The London Silver Vaults is a subterranean marketplace that is home to the largest collection of silver for sale to the public in the world, open to all from Monday to Friday 9.30am to 5.30pm and Saturday from 9.30am to 12 noon. The 'vaults' are in fact shops, many of which have been owned by the same families for generations. The dealers are all specialists in their field and can offer a wealth of information on a wide range of silverware for sale, from antiques dating from the 1600s to contemporary silver designers. The vaults are also home to a luxury watch dealer, a stamp dealer and a vintage designer handbag shop. The address of the vaults is Chancery Lane but the entrance, a rather non-descript door, is actually on a small side road called Southampton Buildings. The vaults have been visited by celebrities since flamboyant pianist, Liberace, shopped for candlabra in the 1950s. More recently JK Rowling used the London Silver Vaults as inspiration for her Cormoran Strike novel 'The Hallmarked Man' (under her nom-de-plume Robert Galbraith) and the vaults play a role in the story.

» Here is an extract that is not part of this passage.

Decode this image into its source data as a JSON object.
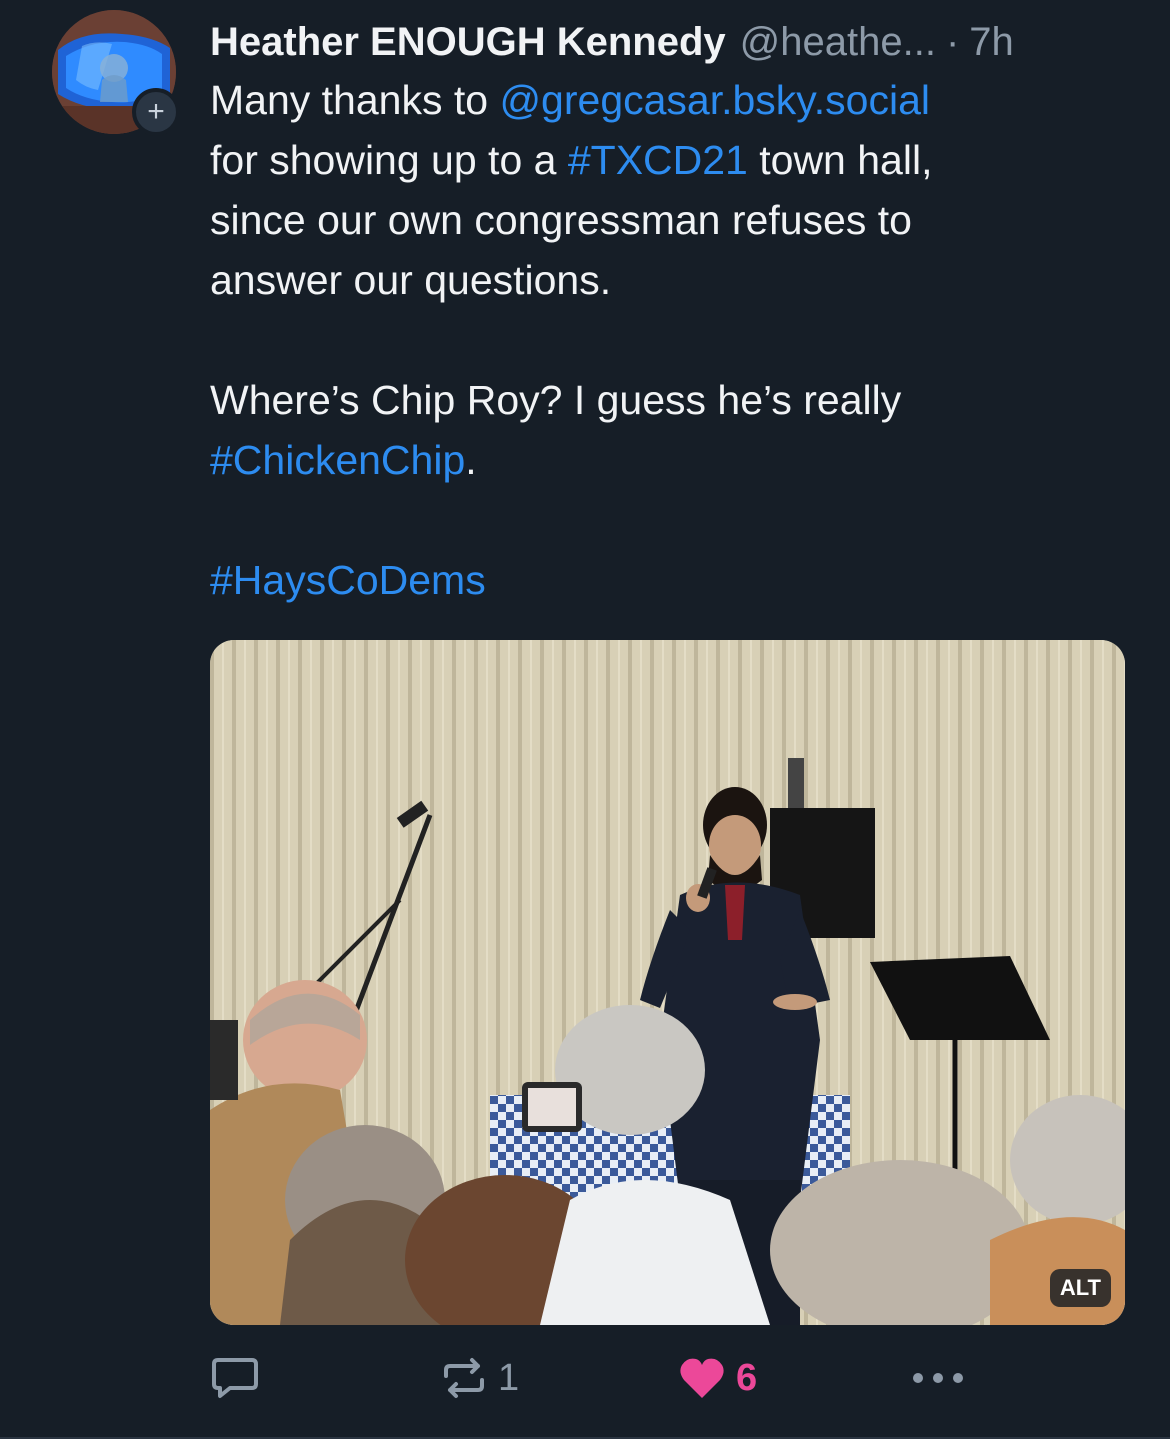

The London Silver Vaults originally started life in the 19th century as a secure storage company, renting strong rooms to hold household silver, jewellery and documents, it transitioned to housing silver dealers in secure premises a few years later. It is located on Chancery Lane, London, WC2A 1QS. One vault was used to store a farthing, with the owner paying over over the years for the vault.

With 1.2 m thick walls lined with steel, the vaults were never broken into. The building above the vaults was struck directly with a bomb during World War II – however, this did not damage the vaults at all, despite the building being destroyed.

A new building, Chancery House, was constructed ten years later, and since 1953 it has been in its present format, with shops based underground. All of the shops have been owned for at least 50 years by the same families. It is said that it has "the largest single collection of silver for sale in the world", contained within more than forty shops.